Butler recounted how neglected the basketball program was back in 2003.
Since then, sponsors like Shaun Donahue, Don Smith and Bill Epling have helped the program grow tremendously. The SQ team now plays in real NBA practice jerseys donated by the Golden State Warriors and dunks on fiberglass-breakaway rims donated by Prison Sports Ministry. More importantly, the level of talent includes former overseas pros and recruiters of former college basketball players, mostly from Claremont-McKenna College.
At the Oct. 21 game, two fresh 6-foot-5 recruits from Claremont-McKenna joined the ranks: Richard Harris (class of 2016) and Riley Hall (class of 2017).

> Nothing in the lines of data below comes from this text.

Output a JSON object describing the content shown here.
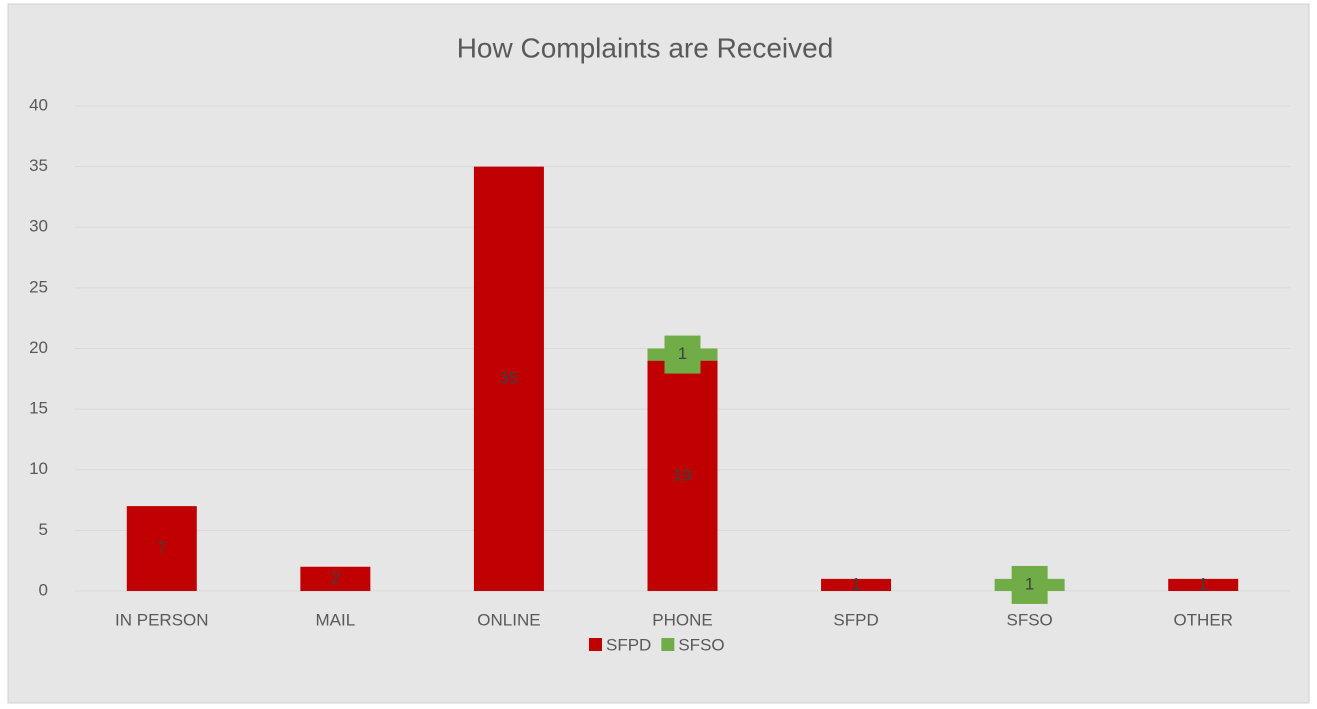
{
  "chart_data": {
    "type": "stacked_bar",
    "title": "How Complaints are Received",
    "categories": [
      "IN PERSON",
      "MAIL",
      "ONLINE",
      "PHONE",
      "SFPD",
      "SFSO",
      "OTHER"
    ],
    "series": [
      {
        "name": "SFPD",
        "color": "#c00000",
        "values": [
          7,
          2,
          35,
          19,
          1,
          null,
          1
        ]
      },
      {
        "name": "SFSO",
        "color": "#70ad47",
        "values": [
          null,
          null,
          null,
          1,
          null,
          1,
          null
        ]
      }
    ],
    "ylim": [
      0,
      40
    ],
    "yticks": [
      0,
      5,
      10,
      15,
      20,
      25,
      30,
      35,
      40
    ],
    "grid": true,
    "legend": "bottom"
  }
}
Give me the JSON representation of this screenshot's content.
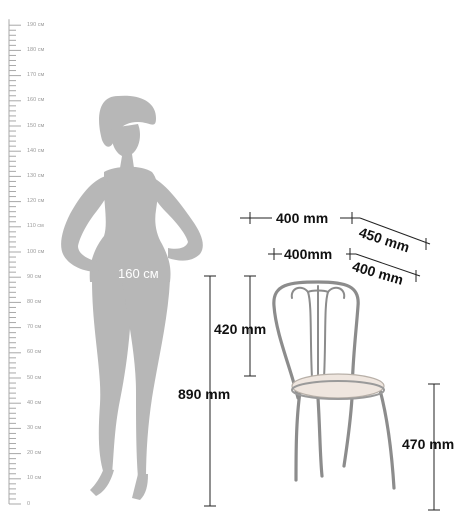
{
  "ruler": {
    "ticks": [
      "0",
      "10 см",
      "20 см",
      "30 см",
      "40 см",
      "50 см",
      "60 см",
      "70 см",
      "80 см",
      "90 см",
      "100 см",
      "110 см",
      "120 см",
      "130 см",
      "140 см",
      "150 см",
      "160 см",
      "170 см",
      "180 см",
      "190 см"
    ]
  },
  "figure": {
    "label": "160 см"
  },
  "dimensions": {
    "back_width": "400 mm",
    "back_depth": "450 mm",
    "seat_width": "400mm",
    "seat_depth": "400 mm",
    "back_height": "420 mm",
    "total_height": "890 mm",
    "seat_height": "470 mm"
  },
  "colors": {
    "silhouette": "#b7b7b7",
    "chrome": "#8c8c8c",
    "seat": "#efe6df",
    "line": "#222222",
    "ruler": "#a8a8a8"
  }
}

“I’ve heard about this for years, so I’ve been excited to come,” Hall said. “I just graduated in May, and I’ve been missing basketball.”
Former D-Leaguer Evan Fjeld returned with University of Vermont “Catamounts” alumnus Luke Apfeld.
Claremont alumnus Kevin “K-Mac” Macpherson mentioned that the guests had to sign papers acknowledging that the state will not negotiate for the return of hostages.
“If that’s the case, I hope my jump shot is falling,” joked Apfeld.
“The basketball here better be good then,” Macpherson added.
The game also marked the return of Warrior forward Anthony Ammons. He had been in the Los Angeles County jail awaiting a sentencing hearing. He came back pale, 10 pounds lighter and depressed because he has to go back in January to finish the fight for lesser time.
The Warriors came out aggressive on the opening tip.
Warrior Andre “NBA” Belion set the tone with a layup in traffic for the first basket of the game. The Warriors played great defense, keeping the Green Team to 60 points.
However, the Warriors’ leading scorers were off while Fjeld was on. Fjeld dropped 24 points, doubling the Warriors’ top offensive weapon Allan McIntosh’s 12 points. Harry “ATL” Smith was held to 12 points by the 6-foot-7 Apfeld, and Tevin Fournette, who recently recovered from a high ankle injury, went 0-7 from the field.
In the third quarter, Harris batted one of Fournette’s shot attempts into the fence with a “get that out of here” authority.
By the end of the third quarter, the Green Team led 47-29.
Warriors Coach Rafael Cuevas wants to win every game, but he sees what happens on the green-blue court as something much bigger than basketball.
“This is a service you’re doing for us,” Cuevas said. “You show your humanity just by coming through that door. (When you visit), I see God coming in.”